According to Politico:
“Goff describes her role as driving the agenda and determining what bills lawmakers vote on, saying she’ll assist Hoyer in scheduling bills as they’re preparing to leave committees and head to the House floor. She also says a large part of the position entails coordinating with committees, parliamentarians, the Senate — to some extent — and the White House on “what we’re doing, what our agenda is and what we’re bringing up for floor consideration.”
“She’ll also be managing weekly meetings with the minority whip operation and committee chairmen, prepping Hoyer for weekly colloquies with Scalise, the No. 2 House Republican, and managing procedural requests to pass noncontroversial bills quicker.”
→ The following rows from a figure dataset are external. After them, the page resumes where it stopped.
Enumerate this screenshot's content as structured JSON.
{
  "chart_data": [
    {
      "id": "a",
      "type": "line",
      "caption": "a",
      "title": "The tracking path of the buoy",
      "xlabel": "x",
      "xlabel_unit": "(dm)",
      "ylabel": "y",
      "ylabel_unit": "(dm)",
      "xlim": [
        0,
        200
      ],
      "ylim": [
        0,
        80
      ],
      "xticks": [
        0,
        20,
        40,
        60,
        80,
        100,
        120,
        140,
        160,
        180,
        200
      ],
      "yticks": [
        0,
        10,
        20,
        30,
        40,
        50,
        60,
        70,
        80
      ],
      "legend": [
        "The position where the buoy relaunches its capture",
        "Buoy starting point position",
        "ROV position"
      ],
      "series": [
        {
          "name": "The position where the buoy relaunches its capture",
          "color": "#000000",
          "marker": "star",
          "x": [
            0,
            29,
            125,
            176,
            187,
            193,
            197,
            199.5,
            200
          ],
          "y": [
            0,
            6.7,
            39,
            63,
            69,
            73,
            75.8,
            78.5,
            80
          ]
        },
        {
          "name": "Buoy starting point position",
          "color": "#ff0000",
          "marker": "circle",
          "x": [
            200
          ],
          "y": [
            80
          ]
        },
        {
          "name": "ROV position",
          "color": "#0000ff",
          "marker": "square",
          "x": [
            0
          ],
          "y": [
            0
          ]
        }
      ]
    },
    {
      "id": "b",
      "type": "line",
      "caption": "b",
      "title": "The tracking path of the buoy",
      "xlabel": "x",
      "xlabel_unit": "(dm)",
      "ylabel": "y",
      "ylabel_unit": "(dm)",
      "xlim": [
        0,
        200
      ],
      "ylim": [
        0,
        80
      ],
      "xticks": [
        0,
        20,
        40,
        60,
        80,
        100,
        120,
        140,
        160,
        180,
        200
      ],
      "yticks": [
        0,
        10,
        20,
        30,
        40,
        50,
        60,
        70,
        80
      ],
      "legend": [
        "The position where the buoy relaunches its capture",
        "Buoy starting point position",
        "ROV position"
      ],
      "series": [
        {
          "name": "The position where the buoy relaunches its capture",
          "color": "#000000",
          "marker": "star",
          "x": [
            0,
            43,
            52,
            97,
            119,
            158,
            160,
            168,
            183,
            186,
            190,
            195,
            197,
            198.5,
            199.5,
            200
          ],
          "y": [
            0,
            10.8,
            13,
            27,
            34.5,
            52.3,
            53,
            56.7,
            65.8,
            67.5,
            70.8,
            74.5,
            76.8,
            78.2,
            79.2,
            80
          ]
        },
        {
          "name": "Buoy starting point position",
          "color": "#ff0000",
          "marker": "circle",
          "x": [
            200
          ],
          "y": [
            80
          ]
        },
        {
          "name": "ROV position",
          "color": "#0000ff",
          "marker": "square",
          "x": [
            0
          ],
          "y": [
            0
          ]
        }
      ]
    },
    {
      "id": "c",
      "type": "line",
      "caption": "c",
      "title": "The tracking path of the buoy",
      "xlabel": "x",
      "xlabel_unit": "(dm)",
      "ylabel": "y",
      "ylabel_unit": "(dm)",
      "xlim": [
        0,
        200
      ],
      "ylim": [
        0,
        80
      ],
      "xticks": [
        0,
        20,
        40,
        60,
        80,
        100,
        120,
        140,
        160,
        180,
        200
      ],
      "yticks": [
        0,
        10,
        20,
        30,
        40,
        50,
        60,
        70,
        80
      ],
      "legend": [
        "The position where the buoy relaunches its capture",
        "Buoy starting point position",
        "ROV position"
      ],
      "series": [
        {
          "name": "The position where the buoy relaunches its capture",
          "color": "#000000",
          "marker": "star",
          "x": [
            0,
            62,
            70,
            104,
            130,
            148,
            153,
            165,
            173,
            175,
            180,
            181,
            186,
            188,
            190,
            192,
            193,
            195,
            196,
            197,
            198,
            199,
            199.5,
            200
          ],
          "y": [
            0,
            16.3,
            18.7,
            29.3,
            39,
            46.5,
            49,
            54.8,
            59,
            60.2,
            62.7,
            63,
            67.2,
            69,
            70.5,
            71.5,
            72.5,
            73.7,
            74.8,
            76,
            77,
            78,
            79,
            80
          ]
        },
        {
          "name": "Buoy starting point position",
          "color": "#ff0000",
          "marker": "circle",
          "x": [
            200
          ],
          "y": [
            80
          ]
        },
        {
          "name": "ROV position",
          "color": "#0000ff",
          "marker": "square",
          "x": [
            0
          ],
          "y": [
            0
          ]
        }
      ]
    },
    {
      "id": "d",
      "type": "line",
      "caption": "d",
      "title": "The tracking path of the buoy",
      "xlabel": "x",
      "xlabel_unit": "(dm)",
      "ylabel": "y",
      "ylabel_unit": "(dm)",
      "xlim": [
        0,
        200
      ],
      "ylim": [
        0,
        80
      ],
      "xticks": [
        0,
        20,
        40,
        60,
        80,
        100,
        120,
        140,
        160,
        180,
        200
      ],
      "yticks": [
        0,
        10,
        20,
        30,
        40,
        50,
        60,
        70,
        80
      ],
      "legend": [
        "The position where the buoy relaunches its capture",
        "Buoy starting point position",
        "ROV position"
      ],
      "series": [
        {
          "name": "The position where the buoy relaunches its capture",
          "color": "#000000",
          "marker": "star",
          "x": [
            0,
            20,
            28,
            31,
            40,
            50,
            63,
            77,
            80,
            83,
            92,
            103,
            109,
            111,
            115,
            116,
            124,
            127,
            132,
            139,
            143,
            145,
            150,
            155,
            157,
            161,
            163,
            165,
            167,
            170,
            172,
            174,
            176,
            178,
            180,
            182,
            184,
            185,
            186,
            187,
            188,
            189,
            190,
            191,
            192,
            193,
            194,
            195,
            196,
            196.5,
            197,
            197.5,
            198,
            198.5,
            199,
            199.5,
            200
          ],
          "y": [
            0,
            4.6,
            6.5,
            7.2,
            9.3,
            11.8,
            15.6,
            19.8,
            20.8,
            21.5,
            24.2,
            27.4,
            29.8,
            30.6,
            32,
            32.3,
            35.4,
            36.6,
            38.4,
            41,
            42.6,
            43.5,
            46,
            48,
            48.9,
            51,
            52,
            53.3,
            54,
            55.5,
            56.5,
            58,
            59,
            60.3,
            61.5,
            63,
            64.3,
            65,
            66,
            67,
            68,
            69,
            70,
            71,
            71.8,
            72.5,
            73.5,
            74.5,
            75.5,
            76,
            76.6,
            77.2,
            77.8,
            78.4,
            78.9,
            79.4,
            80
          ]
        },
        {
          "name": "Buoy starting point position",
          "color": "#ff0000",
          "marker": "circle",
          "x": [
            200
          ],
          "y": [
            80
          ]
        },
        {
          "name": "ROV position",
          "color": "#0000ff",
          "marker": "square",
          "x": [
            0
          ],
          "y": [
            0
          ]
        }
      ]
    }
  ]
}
Last year, Goff opened up about the challenges she’s faced as the first African American woman hired to serve as the director of legislative operations for Hoyer back when he was the House Minority Whip. “When I [got my job], one of the greatest challenges I had to face was the pressure of being the first black woman in this role,” she told Roll Call. “Over the years, that pressure has subsided some, but it is certainly something that I’m still cognizant of.”
Now, Goff plans to use her new position of power to help other people of color elevate on Capitol Hill.
“I am obviously aware of the fact that on the Hill we need to do a better job when it comes to diversity,” she said, reports Politico. “I’ve been fortunate enough to have a lot of really good mentors, and I’m hopeful that in my role as the first African American to have this position and to be in a senior role that I am able to help more junior staffers find their way, climb up and eventually consume and take over some of these more senior roles as well.”
Goff interned for the federal government before launching her professional career in 2008 as a staff assistant in Hoyer’s office. Two years later she was promoted to floor aide and went on to serve as floor assistant and deputy floor director before being named as Hoyer’s director of legislative operations in 2012.
Goff graduated from the University of Tennessee with a degree in political science in 2006. She then obtained a master’s degree in justice, law, and society from American University in 2008.